1. Bölüm

1.9K 128 49
                                    

Gecenin zifiri karanlığında tır ilerlemeye devam ederken uzun süren sessizliğini bozan genç "Beni orada tek başıma bırakmadığın için teşekkür ederim. Bu arada benim adım Anıl" diyerek elini uzattı.

Dudaklarını sıkarak uzattığı eline baktıktan sonra "Benim de adım Yağız" dedi. Ardından tekrar bir sessizlik oldu aralarında. İki yabancı genç konuşacak bir şeyler aradılar gözlerini birbirinden kaçırarak. Yağız, ona aynı şeyleri sorarak yine ortamın gerilmesini istemiyordu. Adını bile yeni öğrendiği genci bir an önce otobüs garına bırakıp yoluna devam etme niyetindeydi.

Derken yine Anıl konuşmaya karar vermişti. "Kaç yıldır şoförlük yapıyorsun?" diye sordu.

"Yeni sayılır. Bir senedir tek başıma çalışmaya başladım.
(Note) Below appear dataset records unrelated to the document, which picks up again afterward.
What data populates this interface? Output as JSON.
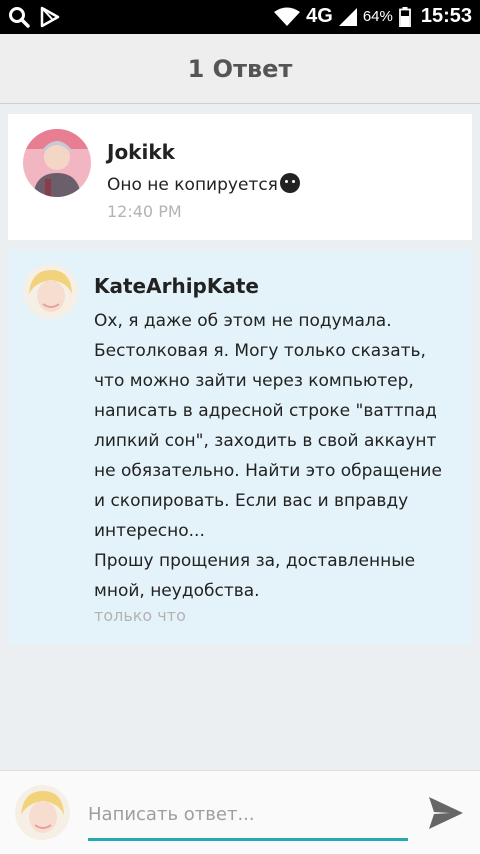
{
  "status_bar": {
    "network": "4G",
    "battery": "64%",
    "time": "15:53"
  },
  "header": {
    "title": "1 Ответ"
  },
  "comments": [
    {
      "author": "Jokikk",
      "text": "Оно не копируется",
      "time": "12:40 PM"
    },
    {
      "author": "KateArhipKate",
      "lines": [
        "Ох, я даже об этом не подумала.",
        "Бестолковая я. Могу только сказать,",
        "что можно зайти через компьютер,",
        "написать в адресной строке \"ваттпад",
        "липкий сон\", заходить в свой аккаунт",
        "не обязательно. Найти это обращение",
        "и скопировать. Если вас и вправду",
        "интересно...",
        "Прошу прощения за, доставленные",
        "мной, неудобства."
      ],
      "time": "только что"
    }
  ],
  "composer": {
    "placeholder": "Написать ответ..."
  },
  "colors": {
    "accent": "#26a8b6",
    "reply_bg": "#e4f3f9"
  }
}
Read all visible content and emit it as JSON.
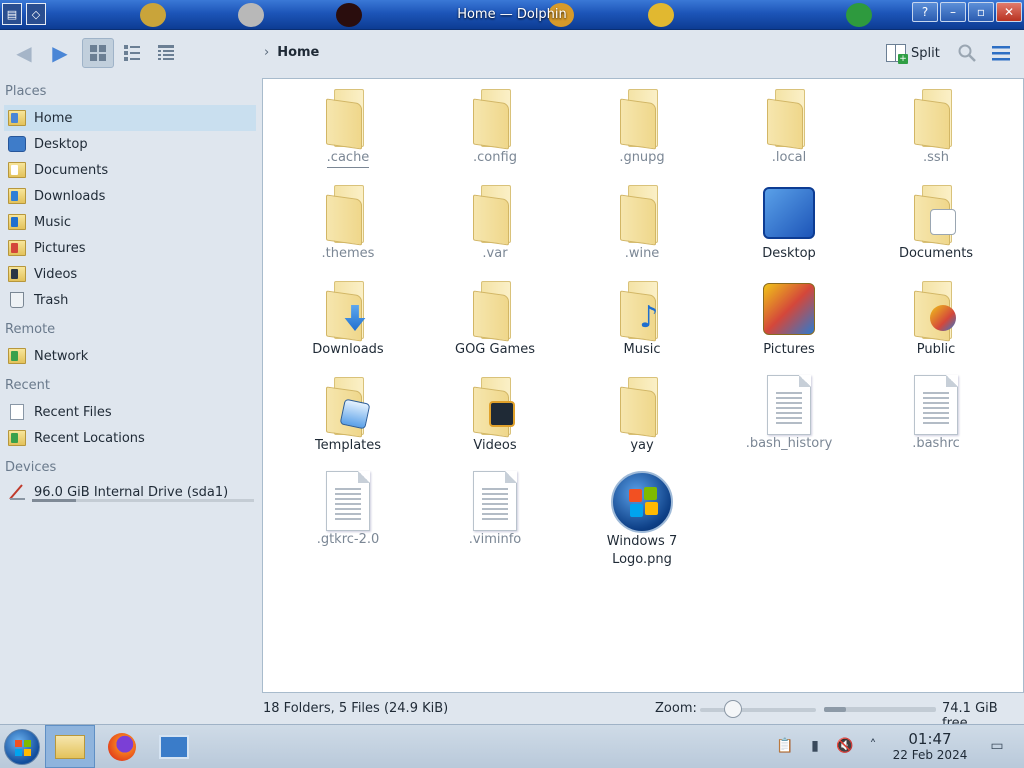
{
  "window": {
    "title": "Home — Dolphin"
  },
  "toolbar": {
    "back_icon": "back-arrow-icon",
    "forward_icon": "forward-arrow-icon",
    "breadcrumb_location": "Home",
    "split_label": "Split"
  },
  "sidebar": {
    "sections": {
      "places": "Places",
      "remote": "Remote",
      "recent": "Recent",
      "devices": "Devices"
    },
    "places": [
      {
        "label": "Home"
      },
      {
        "label": "Desktop"
      },
      {
        "label": "Documents"
      },
      {
        "label": "Downloads"
      },
      {
        "label": "Music"
      },
      {
        "label": "Pictures"
      },
      {
        "label": "Videos"
      },
      {
        "label": "Trash"
      }
    ],
    "remote": [
      {
        "label": "Network"
      }
    ],
    "recent": [
      {
        "label": "Recent Files"
      },
      {
        "label": "Recent Locations"
      }
    ],
    "devices": [
      {
        "label": "96.0 GiB Internal Drive (sda1)",
        "usage_fraction": 0.2
      }
    ]
  },
  "files": [
    {
      "name": ".cache",
      "kind": "folder"
    },
    {
      "name": ".config",
      "kind": "folder"
    },
    {
      "name": ".gnupg",
      "kind": "folder"
    },
    {
      "name": ".local",
      "kind": "folder"
    },
    {
      "name": ".ssh",
      "kind": "folder"
    },
    {
      "name": ".themes",
      "kind": "folder"
    },
    {
      "name": ".var",
      "kind": "folder"
    },
    {
      "name": ".wine",
      "kind": "folder"
    },
    {
      "name": "Desktop",
      "kind": "desktop"
    },
    {
      "name": "Documents",
      "kind": "folder-documents"
    },
    {
      "name": "Downloads",
      "kind": "folder-downloads"
    },
    {
      "name": "GOG Games",
      "kind": "folder"
    },
    {
      "name": "Music",
      "kind": "folder-music"
    },
    {
      "name": "Pictures",
      "kind": "pictures"
    },
    {
      "name": "Public",
      "kind": "folder-public"
    },
    {
      "name": "Templates",
      "kind": "folder-templates"
    },
    {
      "name": "Videos",
      "kind": "folder-videos"
    },
    {
      "name": "yay",
      "kind": "folder"
    },
    {
      "name": ".bash_history",
      "kind": "text"
    },
    {
      "name": ".bashrc",
      "kind": "text"
    },
    {
      "name": ".gtkrc-2.0",
      "kind": "text"
    },
    {
      "name": ".viminfo",
      "kind": "text"
    },
    {
      "name": "Windows 7 Logo.png",
      "kind": "image-png"
    }
  ],
  "statusbar": {
    "summary": "18 Folders, 5 Files (24.9 KiB)",
    "zoom_label": "Zoom:",
    "free_space": "74.1 GiB free",
    "free_space_used_fraction": 0.2
  },
  "taskbar": {
    "time": "01:47",
    "date": "22 Feb 2024"
  },
  "colors": {
    "accent": "#3b86d8",
    "selection": "#c9dfef",
    "folder": "#f1dc95"
  }
}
Daha önce babamla birlikte yapıyorduk bu işi. O emekli olmaya karar vererek annemle birlikte memlekete dönünce, ben İstanbul'da kalıp çocukluğumdan beri yapmayı istediğim bu işi yapmaya başladım."

Anıl gülerek "Çocukların çoğu öğretmen, doktor, pilot falan olmak isterler. Yani senin çocukluk hayalin tırcı olmak mıydı?" diye sordu.

"Evet. Gerçi pilot olmakta parlak bir fikirmiş ama. Ben tırcı olmak istedim hep. Öyle dört duvar arasında çalışmak beni boğuyor. Yollarda daha özgür olduğumu hissediyorum" derken gülümseyerek baktı Yağız.

Ardından yine dayanamayarak "Peki seni bu gece yarısı yollara atan ne? Sende özgürlüğünün peşinde misin yoksa benim gibi?" diye sordu.

"Bu seni ilgilendirmez!"

Sinirle kaşlarını çatan Yağız dişlerini sıkarak baktı yanında oturan gence. Tırı kenara çekip, bu ukala herifi aşağı atmayı düşündü bir kez daha. Fakat aracı kenara çekmek yerine gaz pedalına biraz daha basarak hızını arttırdı sinirle. Otobüs garına bir an önce varıp ondan kurtulmak istiyordu.

Yağız dişlerini sıkarak tırı kullanmaya devam ederken Anıl "Sana kaba davrandığım için özür dilerim. Bugün yaşadığım şeylerden dolayı biraz moralim bozuldu. Bu yüzden oldukça gerginim. Sadece konuşmak istemiyorum o kadar. Anlıyor musun beni?" diyerek kendini affettirmeye çalıştı.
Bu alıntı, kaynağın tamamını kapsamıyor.